— Парни! — объявил однажды Глаз. — Я сотворю сейчас хохму. Сегодня заступил новый дубак, он меня плохо знает.
Он оторвал от одеяла кромку и сплел веревку. Один конец привязал к кровати, другой накинул на шею: сел на пол и подтянул веревку, а чтоб надзиратель не узнал его, надел шапку, сдвинув на глаза.
— Стучите. — Глаз откинул в стороны руки.
Менты забарабанили.
— Чаво? — открыл кормушку дубак.
Перебивая друг друга, менты закричали:
— Удавился, удавился у нас один!..
Надзиратель посмотрел через отверстие кормушки в камеру и увидел зека, сидящего возле кровати. С середины кровати к шее спускалась туго натянутая веревка. Язык у зека вылез наполовину, на глаза съехала шапка, а ноги и руки раскинуты по сторонам. Зная, что камера ментовская, дубак, бросив кормушку открытой, понесся к телефону. Не прошло и двух минут, как застучали кованые сапоги и распахнулась дверь. В камеру вбежал дежурный помощник начальника тюрьмы лейтенант Анашкин — без шапки и в одном кителе. Галстук от быстрого бега повис на плече.
— Петров, это ты, что ли, задавился? — спросил Анашкин, тяжело вздохнув и снимая галстук с плеча.
— Я, — ответил Глаз, убирая с лица шапку.
— Ну и как на том свете?
— Скучно, как в тюрьме. Вначале будто я попал в карантин, а куда хотели меня поднять — в ад или в рай, — я и сам не понял. Вы прибежали и воскресили. И опять я в тюрьме. Помню одно: налево был ад, направо — рай. В аду — толпы коммунистов, их черти жарили на сковородках. Вас, правда, не было.
Глазу горело пять суток, но лейтенант — добряк.
— Не шути больше так, Петров, — кинул Анашкин на прощанье.
На днях осудили Плотникова и за скупку ворованных вещей дали полтора года общего режима. Он с защитником написал кассационную жалобу и ждал результат. Глаз утешал Володю:
— Тебе светил бы срок, если б они доказали, что ты эту чертову посуду купил, зная, что она ворованная. А ты ни на следствии, ни на суде не сказал, что знал это. Понял? Да тебя освободят. Или, на худой конец, год сбросят. Ты уже пятый месяц сидишь, не успеешь моргнуть — и дома, с женой. — Глаз помолчал. — А вот если тебя освободят, отдашь мне свой пуловер?

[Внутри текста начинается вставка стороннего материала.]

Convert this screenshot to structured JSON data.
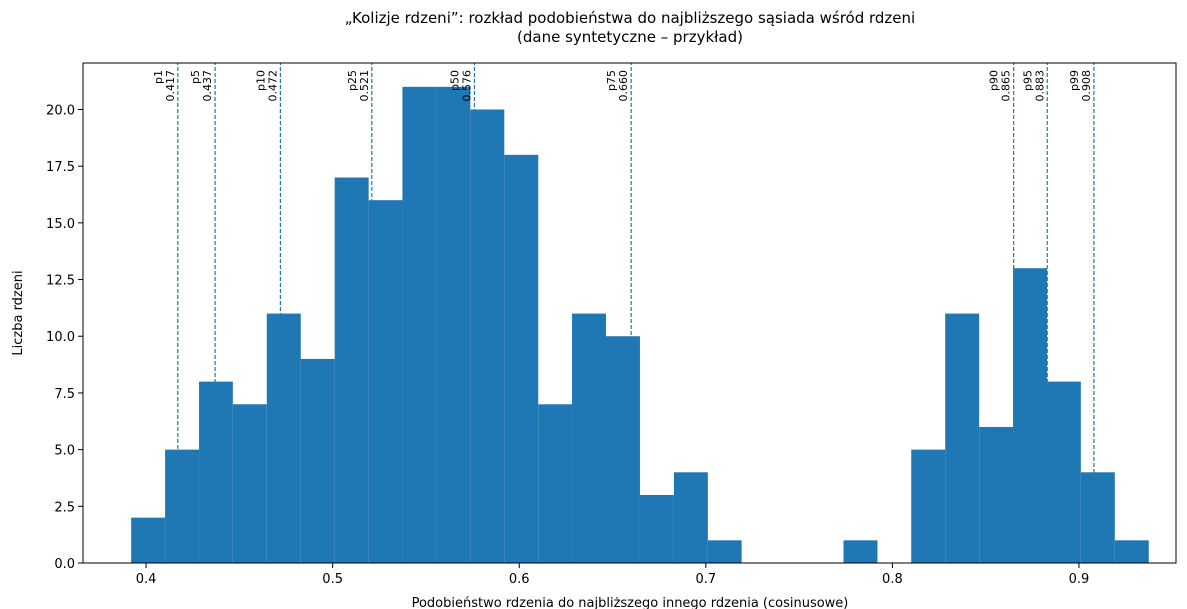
{
  "chart_data": {
    "type": "histogram",
    "title": "„Kolizje rdzeni”: rozkład podobieństwa do najbliższego sąsiada wśród rdzeni",
    "subtitle": "(dane syntetyczne – przykład)",
    "x_label": "Podobieństwo rdzenia do najbliższego innego rdzenia (cosinusowe)",
    "y_label": "Liczba rdzeni",
    "color": "#1f77b4",
    "bins": [
      0.392,
      0.4102,
      0.4284,
      0.4465,
      0.4647,
      0.4829,
      0.5011,
      0.5193,
      0.5374,
      0.5556,
      0.5738,
      0.592,
      0.6102,
      0.6283,
      0.6465,
      0.6647,
      0.6829,
      0.7011,
      0.7192,
      0.7374,
      0.7556,
      0.7738,
      0.792,
      0.8101,
      0.8283,
      0.8465,
      0.8647,
      0.8829,
      0.901,
      0.9192,
      0.9374
    ],
    "values": [
      2,
      5,
      8,
      7,
      11,
      9,
      17,
      16,
      21,
      21,
      20,
      18,
      7,
      11,
      10,
      3,
      4,
      1,
      0,
      0,
      0,
      1,
      0,
      5,
      11,
      6,
      13,
      8,
      4,
      1
    ],
    "percentiles": {
      "names": [
        "p1",
        "p5",
        "p10",
        "p25",
        "p50",
        "p75",
        "p90",
        "p95",
        "p99"
      ],
      "values": [
        0.417,
        0.437,
        0.472,
        0.521,
        0.576,
        0.66,
        0.865,
        0.883,
        0.908
      ],
      "value_labels": [
        "0.417",
        "0.437",
        "0.472",
        "0.521",
        "0.576",
        "0.660",
        "0.865",
        "0.883",
        "0.908"
      ],
      "color": "#1f77b4"
    },
    "xlim": [
      0.3662,
      0.952
    ],
    "ylim": [
      0,
      22.05
    ],
    "xticks": [
      {
        "value": 0.4,
        "label": "0.4"
      },
      {
        "value": 0.5,
        "label": "0.5"
      },
      {
        "value": 0.6,
        "label": "0.6"
      },
      {
        "value": 0.7,
        "label": "0.7"
      },
      {
        "value": 0.8,
        "label": "0.8"
      },
      {
        "value": 0.9,
        "label": "0.9"
      }
    ],
    "yticks": [
      {
        "value": 0,
        "label": "0.0"
      },
      2.5,
      {
        "value": 5,
        "label": "5.0"
      },
      7.5,
      {
        "value": 10,
        "label": "10.0"
      },
      12.5,
      {
        "value": 15,
        "label": "15.0"
      },
      17.5,
      {
        "value": 20,
        "label": "20.0"
      }
    ]
  }
}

— Отдам. Я готов отдать с себя все, только б свобода. Глаз, едрит твою в корень, неужели меня освободят?
Плотников Глазу о себе рассказывал все, даже интимное. Иногда — смешное.
— Лет пять назад, — травил Володя, — я поехал к матери в деревню. Вечером, после кино, пошел провожать деваху. Поцеловал ее, обнимаю, а у нее тело такое сбитое, глажу и восхищенно шепчу: «Что за руки у тебя, что за груди!» А она: «Картофки да пироги, все тело еко».
На удивление всем, через полмесяца надзиратель крикнул в кормушку блаженные слова:
— Плотников, с вещами!
Глаз шементом подскочил.
— Ну вот и свобода! Что я тебе говорил, мать твою так?
— А вдруг — на зону? — Плотников побледнел.
— Да ты что, — наперебой заговорили менты, — тебе же отказа от жалобы не было.
— Ну что, Володя, — сказал Глаз, — пуловер отдаешь?
— Да я не знаю, куда меня.
«Бог с ним, с пуловером»,— подумал Глаз, но сказал:
— Собирай быстрее вещи.
Когда открылась дверь, все попрощались с ним за руку, а Глаз, попрощавшись последним, вдарил ему по заду коцем.
Дверь захлопнулась. Человека выпускали на свободу.
Вечером заявился Сашка-солдат. Он осветил камеру улыбкой, бросил матрац на шконку и сказал:
— Отправили на двойку, и меня сразу узнали. Все смотрели косо, и пошел я к Куму…
Санька-солдат рассказал Толе Вороненко, почему он дернул с двойки. Зеки в зоне не узнали, что он их охранял. Но работа тяжелая — таскал шпалы. И решил смыться на спецзону, может, там работа полегче. Да по этапу прокатится и в тюрьмах посидит.
Уходя на этап, Санька, дойдя до дверей, обернулся и весело сказал:
— Приезжайте в гости: Джамбульская область…
Все менты теперь по фене ботали и чудили как закоренелые уголовники. Дубаки их часто усмиряли. Однажды Глаз днем уснул, а Вороненко поджег на нем старенькую футболку. Секунда, другая, и она вспыхнула — как порох, и Глаз — горящий факел — как бешеный соскочил. На него накинули одеяло.